Musste heute feststellen das ich zwar PCIe Slots habe aber diese genau neben der Graka sind also weiß ich nicht ob ich mir eine kaufen werde....PCI lohnt sich mMn nach nicht mehr^^


----------



## Inspektorhegele (30. September 2012)

Der Abstand zwischen den Slots ist zwar ein bisschen größer (Platine zu Platine) als der zwischen Graka und MB, ob es aber das Brummen etc. aufhebt, weiß ich eben nicht. Eine Asus Xonar sieht zwar etwas abgeschirmter aus, aber die Platinenunterseite ist ja nicht geschirmt. 
Hilft nur testen...


----------



## hetzel (30. September 2012)

Ja, da hast du wohl recht... also mit meienr neuen GTX 670 ist das problem immer noch da...allerdings habe ich das gefühl brummt es ein wenig weniger....

ich werde mir evtl. eine asus dx oder dgx zulegen und dann berichten, kann aber noch ein wenig dauern (1,2 wochen)


----------



## constantinosand (30. September 2012)

hetzel schrieb:


> also mit meienr neuen GTX 670 ist das problem immer noch da...allerdings habe ich das gefühl brummt es ein wenig weniger



welche 670 hastu?
link


----------



## wiesel_77 (1. Oktober 2012)

das mit der Gpu, die Gedankengeänge kann ich nachvollziehen, aber ich hab das "selbe" problem bei nem Kumpel anderst gelöst.
Dachten auch es wäre die Gpu, schlussendlich wars die Festplatte...SSD rein, sämtliche störenden Audio Artefakte waren weg.
Was auch vorher schon etwas geholfen hat, per HDMI den Sound in den monitor und von da aus mit dem 3,5mm Klinkenstecker in die Anlage


----------



## constantinosand (1. Oktober 2012)

die geräusche der gpu kommen auch von der gpu und nich von der festplatte


----------



## Inspektorhegele (1. Oktober 2012)

In meinem System laufen seit letztem Jahr eine OCZ RevoDrive3, 2 Kingston HyperX... Who the F**k is HDD?
Sollte also nich an den Festplatten liegen falls nur der Umstieg auf SSD geholfen hat. 
Die Drehzahl einer HDD is ja immer konstant, zudem is die sehr gut abgeschirmt.
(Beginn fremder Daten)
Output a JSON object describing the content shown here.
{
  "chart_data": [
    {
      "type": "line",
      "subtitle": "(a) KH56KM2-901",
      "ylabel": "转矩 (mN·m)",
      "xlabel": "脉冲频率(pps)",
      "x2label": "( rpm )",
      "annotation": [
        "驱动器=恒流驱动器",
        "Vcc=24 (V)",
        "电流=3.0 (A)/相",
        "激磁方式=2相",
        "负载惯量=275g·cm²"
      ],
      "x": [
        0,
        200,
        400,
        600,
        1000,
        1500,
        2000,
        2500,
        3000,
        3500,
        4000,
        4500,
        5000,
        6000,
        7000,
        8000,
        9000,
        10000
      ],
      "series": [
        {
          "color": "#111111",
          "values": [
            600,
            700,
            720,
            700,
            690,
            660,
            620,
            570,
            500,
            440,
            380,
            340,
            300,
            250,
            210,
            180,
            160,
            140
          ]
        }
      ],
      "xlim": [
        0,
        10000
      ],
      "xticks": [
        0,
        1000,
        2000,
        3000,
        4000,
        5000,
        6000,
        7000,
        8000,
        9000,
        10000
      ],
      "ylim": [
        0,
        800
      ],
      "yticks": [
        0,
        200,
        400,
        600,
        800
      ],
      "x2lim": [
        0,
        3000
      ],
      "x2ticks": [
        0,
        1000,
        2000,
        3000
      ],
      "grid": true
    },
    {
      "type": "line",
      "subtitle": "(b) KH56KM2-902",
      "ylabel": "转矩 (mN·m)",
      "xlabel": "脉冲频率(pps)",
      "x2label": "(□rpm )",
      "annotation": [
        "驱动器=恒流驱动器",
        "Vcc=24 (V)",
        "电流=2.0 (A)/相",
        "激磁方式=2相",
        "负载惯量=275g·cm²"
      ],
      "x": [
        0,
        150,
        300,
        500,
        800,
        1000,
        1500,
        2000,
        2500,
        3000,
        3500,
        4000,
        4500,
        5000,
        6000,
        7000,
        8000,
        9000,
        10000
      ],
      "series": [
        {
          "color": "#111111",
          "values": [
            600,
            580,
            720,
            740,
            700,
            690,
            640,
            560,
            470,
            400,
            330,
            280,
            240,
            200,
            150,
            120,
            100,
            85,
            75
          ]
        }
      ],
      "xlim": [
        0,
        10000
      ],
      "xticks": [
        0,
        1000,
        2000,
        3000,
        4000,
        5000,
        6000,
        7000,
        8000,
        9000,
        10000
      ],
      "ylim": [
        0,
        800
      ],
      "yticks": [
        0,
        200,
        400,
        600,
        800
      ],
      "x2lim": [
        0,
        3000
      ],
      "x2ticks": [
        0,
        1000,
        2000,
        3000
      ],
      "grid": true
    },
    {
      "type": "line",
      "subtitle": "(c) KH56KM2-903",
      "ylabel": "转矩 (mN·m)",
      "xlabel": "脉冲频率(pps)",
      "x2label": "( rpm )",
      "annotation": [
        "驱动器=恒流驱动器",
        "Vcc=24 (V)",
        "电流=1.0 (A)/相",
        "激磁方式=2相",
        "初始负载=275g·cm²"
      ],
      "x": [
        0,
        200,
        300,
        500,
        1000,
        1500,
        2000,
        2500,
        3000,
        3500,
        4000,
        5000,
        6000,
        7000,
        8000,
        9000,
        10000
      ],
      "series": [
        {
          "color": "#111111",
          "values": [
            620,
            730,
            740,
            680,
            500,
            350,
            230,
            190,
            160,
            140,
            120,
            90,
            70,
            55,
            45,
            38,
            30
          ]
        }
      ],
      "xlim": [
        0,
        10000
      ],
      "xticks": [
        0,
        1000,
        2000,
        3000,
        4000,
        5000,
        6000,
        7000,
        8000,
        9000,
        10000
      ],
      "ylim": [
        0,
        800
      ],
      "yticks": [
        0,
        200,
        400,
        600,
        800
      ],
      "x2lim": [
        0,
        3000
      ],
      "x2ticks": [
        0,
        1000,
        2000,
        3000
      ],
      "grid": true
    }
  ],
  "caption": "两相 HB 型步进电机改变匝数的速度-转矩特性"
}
Die könnten zwar noch ein konstantes Brummen verursachen, aber der Trick mit dem hochauflösendem Bild hin und her schieben liegt sicher nicht an einer HDD.


----------



## hetzel (2. Oktober 2012)

hab die hier:

Gigabyte GeForce GTX 670 OC, 2GB GDDR5, 2x DVI, HDMI, DisplayPort (GV-N670OC-2GD) Preisvergleich | Geizhals Deutschland


----------



## hetzel (3. Oktober 2012)

Also das kann doch nicht sein habe mein Netzteil ausgebaut und das liegt jetzt hinter dem PC; Vorarbeit dafür wenn mein neues Gehäuse kommt.....ansonsten habe ich nichts verändert und aufeinmal brummen meine Boxen auch total laut und ich höre jetzt auch Mausbewegungen ich habe schon alles versucht Treiber neuinstaliert etc etc... An meinen Kopfhörer die über USB-Klinke Stecker angesteckt sind höre ich nichts...allerdings wenn ich die Boxen über diesen USB Adapter anschließe höre ich es wieder surren... das treibt mich in den Wahnsinn! 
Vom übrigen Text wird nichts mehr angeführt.